Я рада, что муж сейчас дремлет отдельно: он на первом, а я на втором этаже. Вот она, разделяющая нас вертикаль власти. Таким образом, я могу поставить будильник и заснуть часиков в восемь, а потом встать в одиннадцать вечера и полночи писать, затем снова успеть прямо перед выходом на работу заснуть. Получается, что ночами мне удается поспать — путающим сон и сердце пунктиром — всего два-три часа, но моего мужа это вряд ли волнует. Он весь отдан своим дискам и музыкантам. Сайтам для меломанов. Обменам дисков. Его коллекция насчитывает около пяти тысяч пластинок. Несколько десятков так и не напечатанных интервью, которые ему лень завершить — он делал их «для себя», обманув ничего не подозревающих музыкантов. Он заявляет, что эти пластинки составят будущее наших детей. Да, будущее наших детей! Как будто их благосостояние его на самом деле заботит — его, кто не только на их будущее, но и на свое не заработал ни единой копейки.
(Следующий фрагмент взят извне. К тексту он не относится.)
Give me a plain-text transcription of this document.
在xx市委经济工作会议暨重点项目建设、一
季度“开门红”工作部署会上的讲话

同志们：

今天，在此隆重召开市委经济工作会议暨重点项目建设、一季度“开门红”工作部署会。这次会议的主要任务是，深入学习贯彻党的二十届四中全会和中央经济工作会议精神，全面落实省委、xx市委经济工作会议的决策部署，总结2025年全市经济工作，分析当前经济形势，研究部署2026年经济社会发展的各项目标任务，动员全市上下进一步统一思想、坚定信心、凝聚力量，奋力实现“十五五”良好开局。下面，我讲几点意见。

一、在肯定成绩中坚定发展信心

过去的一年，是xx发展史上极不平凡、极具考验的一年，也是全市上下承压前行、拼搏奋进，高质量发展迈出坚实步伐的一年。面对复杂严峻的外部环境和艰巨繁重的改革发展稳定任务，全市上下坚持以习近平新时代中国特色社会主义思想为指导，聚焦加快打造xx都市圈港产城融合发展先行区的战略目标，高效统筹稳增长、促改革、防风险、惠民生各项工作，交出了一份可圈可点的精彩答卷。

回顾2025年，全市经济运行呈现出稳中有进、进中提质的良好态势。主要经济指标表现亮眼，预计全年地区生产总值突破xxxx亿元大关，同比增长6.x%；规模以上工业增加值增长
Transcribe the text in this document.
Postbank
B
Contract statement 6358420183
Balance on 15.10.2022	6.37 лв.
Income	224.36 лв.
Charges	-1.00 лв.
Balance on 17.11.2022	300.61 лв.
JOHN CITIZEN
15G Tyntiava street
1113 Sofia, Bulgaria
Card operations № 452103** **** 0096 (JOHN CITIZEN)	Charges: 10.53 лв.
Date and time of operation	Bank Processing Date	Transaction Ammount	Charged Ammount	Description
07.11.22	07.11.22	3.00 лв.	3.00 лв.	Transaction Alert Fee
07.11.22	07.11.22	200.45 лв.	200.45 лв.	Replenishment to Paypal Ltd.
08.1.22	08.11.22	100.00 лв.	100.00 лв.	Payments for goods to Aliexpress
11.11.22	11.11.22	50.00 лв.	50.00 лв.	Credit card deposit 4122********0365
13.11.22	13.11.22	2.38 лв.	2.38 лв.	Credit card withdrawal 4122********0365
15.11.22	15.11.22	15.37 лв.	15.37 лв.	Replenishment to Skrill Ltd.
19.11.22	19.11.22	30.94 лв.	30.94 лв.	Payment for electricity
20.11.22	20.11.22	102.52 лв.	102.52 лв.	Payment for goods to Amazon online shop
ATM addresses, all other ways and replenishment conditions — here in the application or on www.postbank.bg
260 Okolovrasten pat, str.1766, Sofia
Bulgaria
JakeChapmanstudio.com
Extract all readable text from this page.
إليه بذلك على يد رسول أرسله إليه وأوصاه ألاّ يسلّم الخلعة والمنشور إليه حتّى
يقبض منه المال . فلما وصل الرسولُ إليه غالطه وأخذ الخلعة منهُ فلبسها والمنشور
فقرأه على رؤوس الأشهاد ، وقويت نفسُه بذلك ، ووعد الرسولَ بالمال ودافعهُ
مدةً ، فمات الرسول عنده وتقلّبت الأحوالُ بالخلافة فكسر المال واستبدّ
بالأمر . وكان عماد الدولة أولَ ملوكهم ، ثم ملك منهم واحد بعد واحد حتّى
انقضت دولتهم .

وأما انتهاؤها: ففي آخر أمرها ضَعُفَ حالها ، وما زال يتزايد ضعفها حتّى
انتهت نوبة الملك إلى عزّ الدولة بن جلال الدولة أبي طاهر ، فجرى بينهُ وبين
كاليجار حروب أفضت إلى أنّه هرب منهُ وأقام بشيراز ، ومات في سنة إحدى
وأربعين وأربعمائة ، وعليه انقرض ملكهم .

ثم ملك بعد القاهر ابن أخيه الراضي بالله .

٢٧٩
После концертов я часами стою с ним на холодном ветру. Дожидаясь автографов. Вглядываясь в вечернем мраке в дверь, из которой появится тот или иной постаревший кумир. Кумир, которого сразу же облепляют любители дисков (и восторженных писков, хочу я добавить с определенной долей иронии). Он ценит все эти другие таланты, не обращая внимания на то, что с ним рядом, в одной постели, за одним столом, у одной раковины, уже есть гений, и этот гений — такая смешная, такая изможденная Я. Правда, он сразу же забирает у меня мои только что вышедшие сборники прозы, надевая на них обложки. Укладывая их в железные, закрываемые на ключ, ящики — те же ящики, в которых он хранит свои «сидюки». «Все для коллекции», — говорит он. Его не волнует, что, если эти книжки будут лежать в его плотно закрытом шкафу, их никто не будет читать. Эти книги находятся за «железным занавесом». Они — в «стальном чулане». Закрытые на ключ, задыхающиеся от нашей квартирной пыли (он никогда не пылесосит, оставляя все эти мирские заботы мне), сдавленные железным чулком. Одинокие пленники! Они наверняка чувствуют себя так неуютно с «кумирами», поющими на ином языке! Да и сам «хранитель ключа и повелитель чулана» меня не может читать. Он ведь не знает русского языка! За пятнадцать лет совместной жизни так и не выучил, хотя я-то, я-то прекрасно умею ругаться по-итальянски.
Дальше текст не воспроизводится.